The mounts will settle slightly after installation. When the final in-water engine alignment has been completed, place a witness mark on each stud and nut so that any loosening will be easily detectable.
Mounts require almost no maintenance, provided you protect them from water, fuel and oil. Minor leaks, such as from a weeping water pump, will result in rusted threads and difficult, if not impossible, adjustments. Fuel or oil leaks will attack the rubber components, resulting in premature failure of the mounts. For cleanup, stick with natural-based soaps.
Inspect the mounts for any signs of skewing as described above under installation. The stud should be perpendicular to the mount base.
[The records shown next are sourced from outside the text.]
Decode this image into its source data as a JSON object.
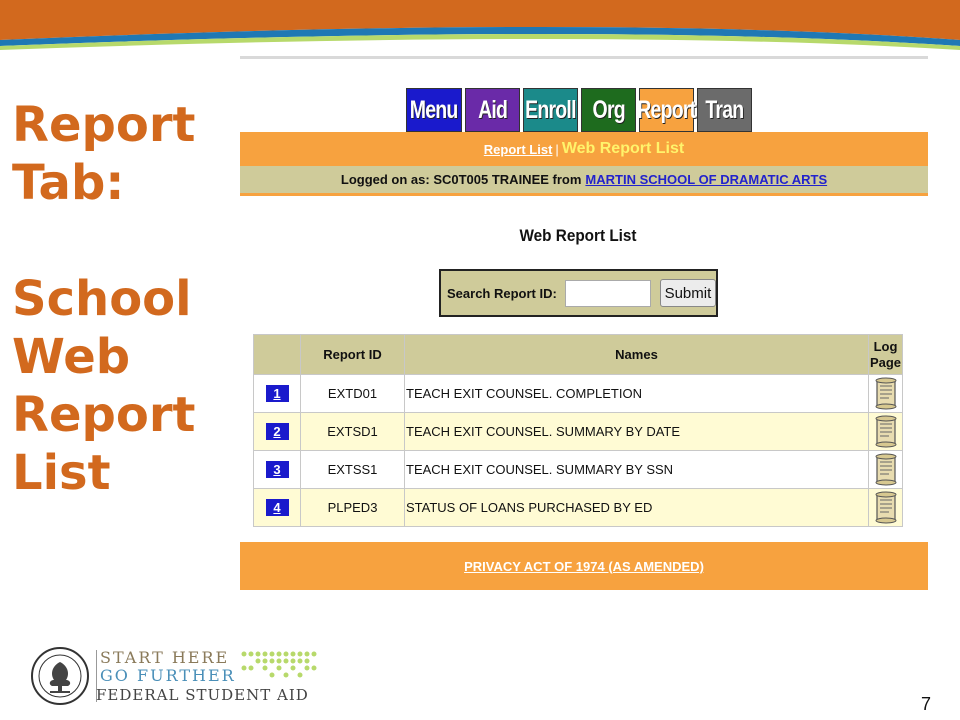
{
  "slide": {
    "title_line1": "Report",
    "title_line2": "Tab:",
    "title_line3": "School",
    "title_line4": "Web",
    "title_line5": "Report",
    "title_line6": "List",
    "page_number": "7"
  },
  "tabs": [
    {
      "label": "Menu",
      "color": "#1a1acc"
    },
    {
      "label": "Aid",
      "color": "#6a2aa8"
    },
    {
      "label": "Enroll",
      "color": "#1b8a8a"
    },
    {
      "label": "Org",
      "color": "#1e6b1e"
    },
    {
      "label": "Report",
      "color": "#f7a23f"
    },
    {
      "label": "Tran",
      "color": "#6b6b6b"
    }
  ],
  "nav": {
    "report_list_link": "Report List",
    "separator": "|",
    "current": "Web Report List"
  },
  "login": {
    "text": "Logged on as: SC0T005 TRAINEE from",
    "school": "MARTIN SCHOOL OF DRAMATIC ARTS"
  },
  "heading": "Web Report List",
  "search": {
    "label": "Search Report ID:",
    "value": "",
    "button": "Submit"
  },
  "table": {
    "headers": {
      "num": "",
      "report_id": "Report ID",
      "names": "Names",
      "log_line1": "Log",
      "log_line2": "Page"
    },
    "rows": [
      {
        "num": "1",
        "report_id": "EXTD01",
        "name": "TEACH EXIT COUNSEL. COMPLETION"
      },
      {
        "num": "2",
        "report_id": "EXTSD1",
        "name": "TEACH EXIT COUNSEL. SUMMARY BY DATE"
      },
      {
        "num": "3",
        "report_id": "EXTSS1",
        "name": "TEACH EXIT COUNSEL. SUMMARY BY SSN"
      },
      {
        "num": "4",
        "report_id": "PLPED3",
        "name": "STATUS OF LOANS PURCHASED BY ED"
      }
    ]
  },
  "footer": {
    "link": "PRIVACY ACT OF 1974 (AS AMENDED)"
  },
  "logo": {
    "line1": "START HERE",
    "line2": "GO FURTHER",
    "line3": "FEDERAL STUDENT AID"
  },
  "colors": {
    "title": "#d2691e",
    "accent_orange": "#f7a23f",
    "olive": "#cfcb9a",
    "row_alt": "#fffbd4",
    "link_blue": "#2222cc"
  }
}
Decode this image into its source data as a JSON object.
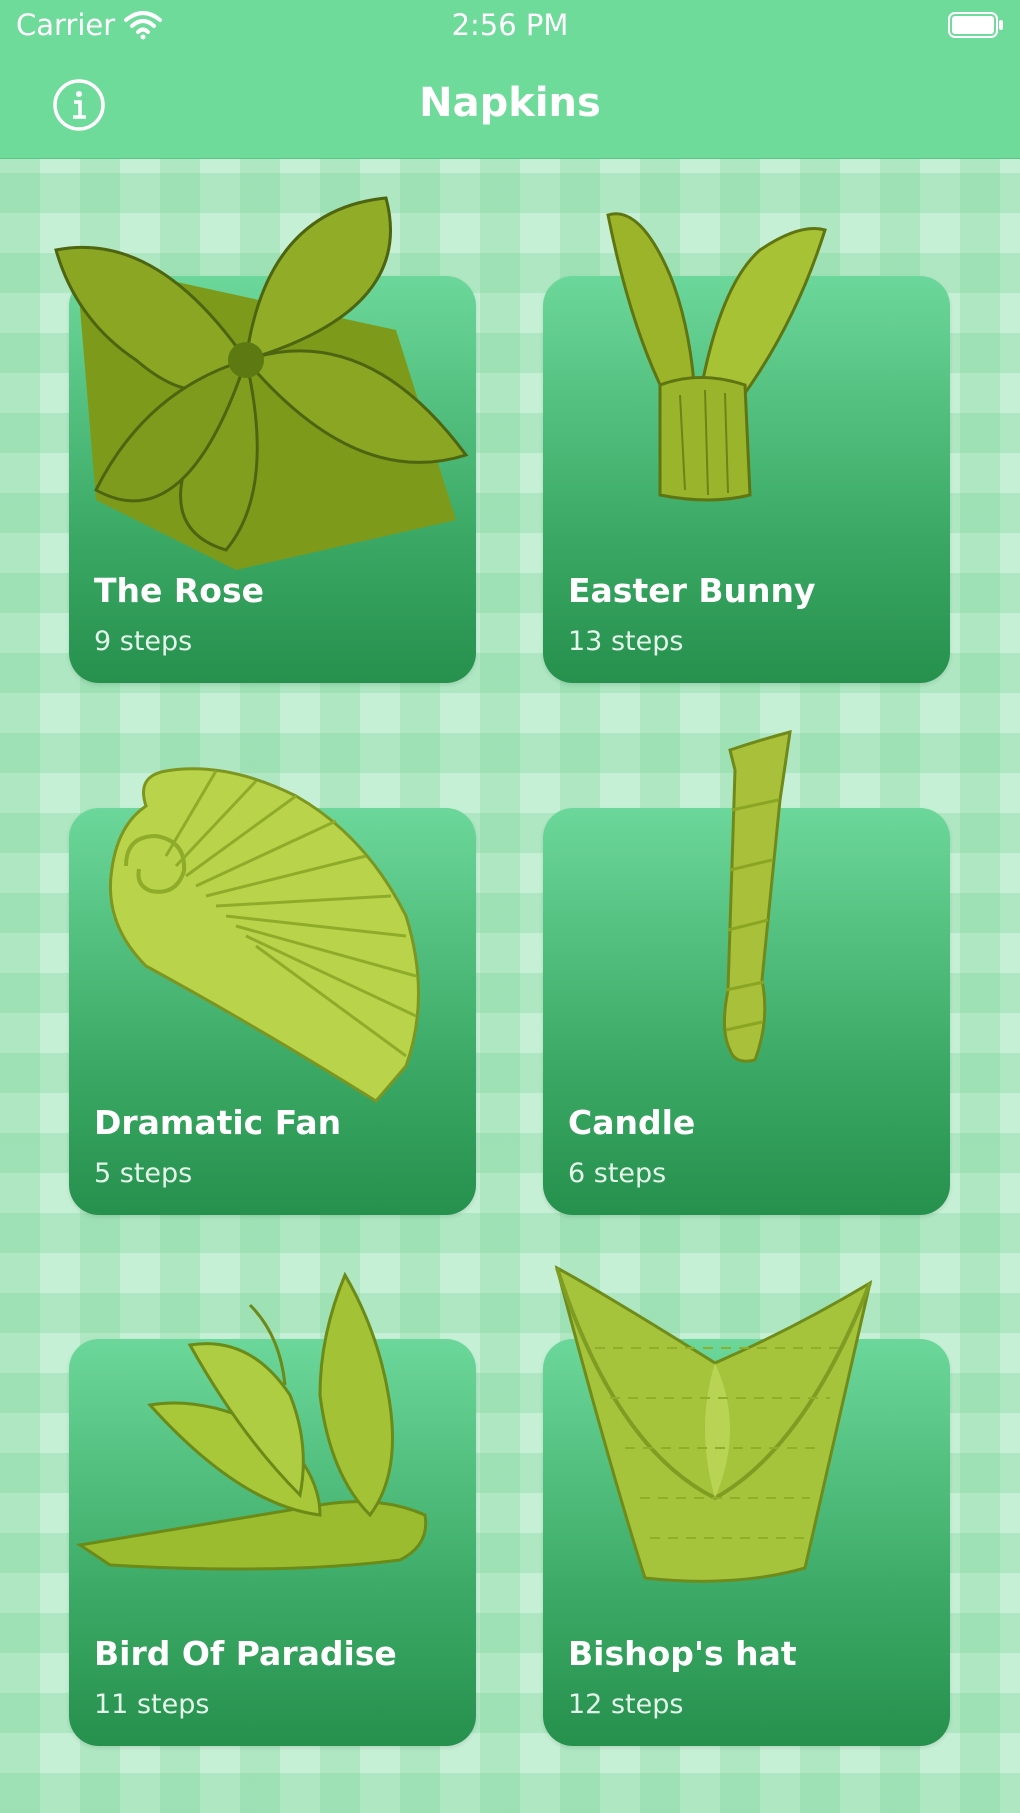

Eventually, the rubber will compress, requiring replacement. On larger mounts, some manufacturers provide information about how to check for excessive compression.
Service life varies based on the load factors and specifications of the mounts. Some brands and models have an expected life span of 10 to 12 years, while others call for replacement every five to six years. Mounts kept free of exposure to liquids, and installed at the proper angles, will achieve the longest service life.
Steve Zimmerman is the president of Zimmerman Marine, which operates five boatyards in Maryland, Virginia, North Carolina and South Carolina. Zimmerman has been building and repairing boats for more than four decades.